Sunday, July 6, 2014

THE FORBIDDEN CITY


                                     A Huge Complex  

To get to the Forbidden City from Tienanmen Square, across a busy street, we went down the subway stairs and crossed under the road coming up on the other side. A 35-foot-high wall and a 160-foot wide moat surround the 800 buildings, 9000-room maze of courtyards, palaces, apartments, and storehouses that cover 200 acres. We entered the Forbidden City though the South Gate, built in the 15th century during the reign of Emperor Yongle. Restored in the 17th   century, it has always been used as a rostrum to talk to the masses. There are five doors to the gate. The middle one is the highest and was reserved for the emperor. Royal persons used the left gate and guards used the one on the right. On each end is a small door. Each of the seven bridges spanning the stream had restricted use, and only the emperor was allowed to use the central bridge. This was the spot where Mao, in 1949, proclaimed the People’s Republic.
 The front gate (Qian Men), once guarded the ancient inner city from the outer suburban area.

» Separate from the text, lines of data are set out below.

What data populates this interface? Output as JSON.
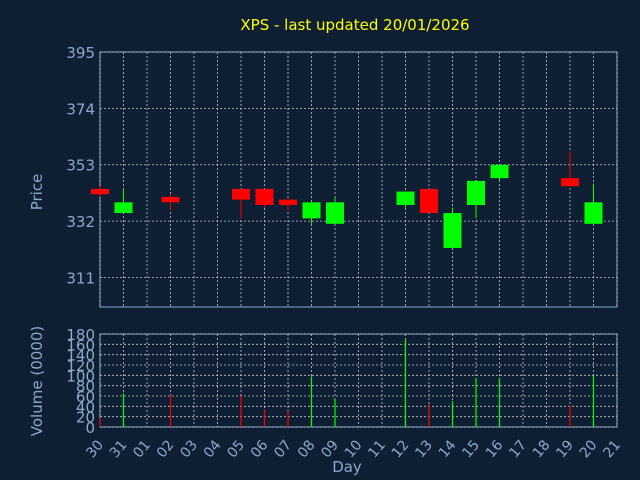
{
  "chart_data": {
    "type": "candlestick",
    "title": "XPS - last updated 20/01/2026",
    "xlabel": "Day",
    "x_tick_labels": [
      "30",
      "31",
      "01",
      "02",
      "03",
      "04",
      "05",
      "06",
      "07",
      "08",
      "09",
      "10",
      "11",
      "12",
      "13",
      "14",
      "15",
      "16",
      "17",
      "18",
      "19",
      "20",
      "21"
    ],
    "price_panel": {
      "ylabel": "Price",
      "ylim": [
        300,
        395
      ],
      "y_ticks": [
        311,
        332,
        353,
        374,
        395
      ],
      "grid": true
    },
    "volume_panel": {
      "ylabel": "Volume (0000)",
      "ylim": [
        0,
        180
      ],
      "y_ticks": [
        0,
        20,
        40,
        60,
        80,
        100,
        120,
        140,
        160,
        180
      ],
      "grid": true
    },
    "candles": [
      {
        "day": "30",
        "open": 344,
        "close": 342,
        "high": 345,
        "low": 341,
        "volume": 18
      },
      {
        "day": "31",
        "open": 335,
        "close": 339,
        "high": 344,
        "low": 335,
        "volume": 65
      },
      {
        "day": "02",
        "open": 341,
        "close": 339,
        "high": 342,
        "low": 336,
        "volume": 62
      },
      {
        "day": "05",
        "open": 344,
        "close": 340,
        "high": 344,
        "low": 333,
        "volume": 60
      },
      {
        "day": "06",
        "open": 344,
        "close": 338,
        "high": 344,
        "low": 337,
        "volume": 32
      },
      {
        "day": "07",
        "open": 340,
        "close": 338,
        "high": 340,
        "low": 336,
        "volume": 30
      },
      {
        "day": "08",
        "open": 333,
        "close": 339,
        "high": 339,
        "low": 331,
        "volume": 98
      },
      {
        "day": "09",
        "open": 331,
        "close": 339,
        "high": 341,
        "low": 331,
        "volume": 55
      },
      {
        "day": "12",
        "open": 338,
        "close": 343,
        "high": 343,
        "low": 337,
        "volume": 170
      },
      {
        "day": "13",
        "open": 344,
        "close": 335,
        "high": 344,
        "low": 335,
        "volume": 45
      },
      {
        "day": "14",
        "open": 322,
        "close": 335,
        "high": 337,
        "low": 322,
        "volume": 50
      },
      {
        "day": "15",
        "open": 338,
        "close": 347,
        "high": 347,
        "low": 333,
        "volume": 95
      },
      {
        "day": "16",
        "open": 348,
        "close": 353,
        "high": 353,
        "low": 347,
        "volume": 95
      },
      {
        "day": "19",
        "open": 348,
        "close": 345,
        "high": 358,
        "low": 345,
        "volume": 42
      },
      {
        "day": "20",
        "open": 331,
        "close": 339,
        "high": 346,
        "low": 331,
        "volume": 100
      }
    ],
    "colors": {
      "background": "#0f1f33",
      "title": "#ffff00",
      "axis_text": "#8fa8c8",
      "plot_border": "#8fa8c8",
      "grid": "#c0c8d0",
      "up": "#00ff00",
      "down": "#ff0000"
    }
  }
}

The Forbidden City is so called because it was off  limits for 500 years to everyone except the emperor and his court. Twenty-four Chinese emperors, Sons of Heaven, ruled China from the Dragon Throne. It is believed to be the best-preserved and largest cluster of ancient buildings in China.
            Outside the gates stood two large concrete columns with animals on top facing out. Just inside stood two similar columns but the animals on top were facing inward. The Hall of Harmony is the tallest and largest of the six main palace buildings. The 15th century city within a city is one of world’s greatest architectural masterpieces. No building could be higher than that of the emperor.
Emperors prayed at the Temple of Heaven twice a year for good harvests. Within the Forbidden City was a Chinese vision of paradise on earth. It was home to both the Ming and Qing dynasties.
 A large bronze tortoise and crane, both representing long life, were positioned on each side of the courtyard. The colors red and yellow were restricted only for royal use.
Contained within the city was a breathtaking array of art. Marble dragons, bronze lions, and gilded gargoyles adorned a gigantic maze of palaces, pavilions, gardens and halls. Lions symbolize good luck and power. A series of arches stretched from the edges of Beijing to this imperial labyrinth, and everything in the Forbidden City complex, right down to the last courtyard, converged upon the Imperial Throne, reflecting a belief that the entire world radiated out from the royal seat of China and its emperor, the Son of Heaven.
Beijing officials call the Forbidden City the Palace Museum (Gugong) or the Imperial Museum. Emperor Yongle established the basic layout for the city between 1406-1420. At times as many as a million laborers worked on the complex. The emperors ruled from the palace, sometimes erratically, and often leaving much of the real power to court eunuchs.
Fires were frequent events, and the present buildings mostly are post 18th century. Many large iron cauldrons, 308 actually, were placed around the courtyards containing water in case of  fire. The large ones were elevated on legs so in cold weather fires could be built under the cauldron to prevent the water from freezing. The smallest cauldron held 18 gallons. Some of the fires were accidental, but some were also set by the eunuchs so they could get rich off of the repairs.
The inner courtyard is made with 15 layers of brick. At one time flogging took place here. Each of the five bridges has a meaning and we crossed over on the Bridge of Intelligence. Each of the main halls face south, while lesser buildings flank the courtyard.
Philosophy and social items were  important. Math was not valued and that has left China behind in technology. People lived in the Imperial City and worked in the Forbidden City. The north gate was reserved for the empress. In 1664 Manchus stormed the palace burning it to the ground. Years later, Japanese forces looted the palace. In 1949 on the eve of the communist takeover many relics were removed and sent to Taiwan where they remain in a museum.
The gates were huge ‘drum’ doors with rows and rows of large brass knobs. Thresholds were high throughout the city, and the higher the threshold the higher rank of the official living in the house. In the Imperial City some of the thresholds had been removed so the last emperor could  ride his bike over them when he was a child.
On the building roof corners there were an odd  number of small animals plus an extra animal that was ridden and in the lead. The number of animals designated one’s importance. So someone with five figures would be more important than someone with three and less important than someone with seven.
There were no trees or flowers in the Forbidden City, as it was felt they might break the impression of solidarity. It also gave no hiding place for anyone who might want to hurt the emperor. However when leaving, we found a lovely peaceful garden outside the walls. We slowly strolled through the   garden, as it was a nice respite from the many buildings and overdone decorations in the busy inner city. It took us a full morning to view Tienanmen and the Forbidden City and I actually found it rather tiring  and maybe a bit depressing in spite of all its history.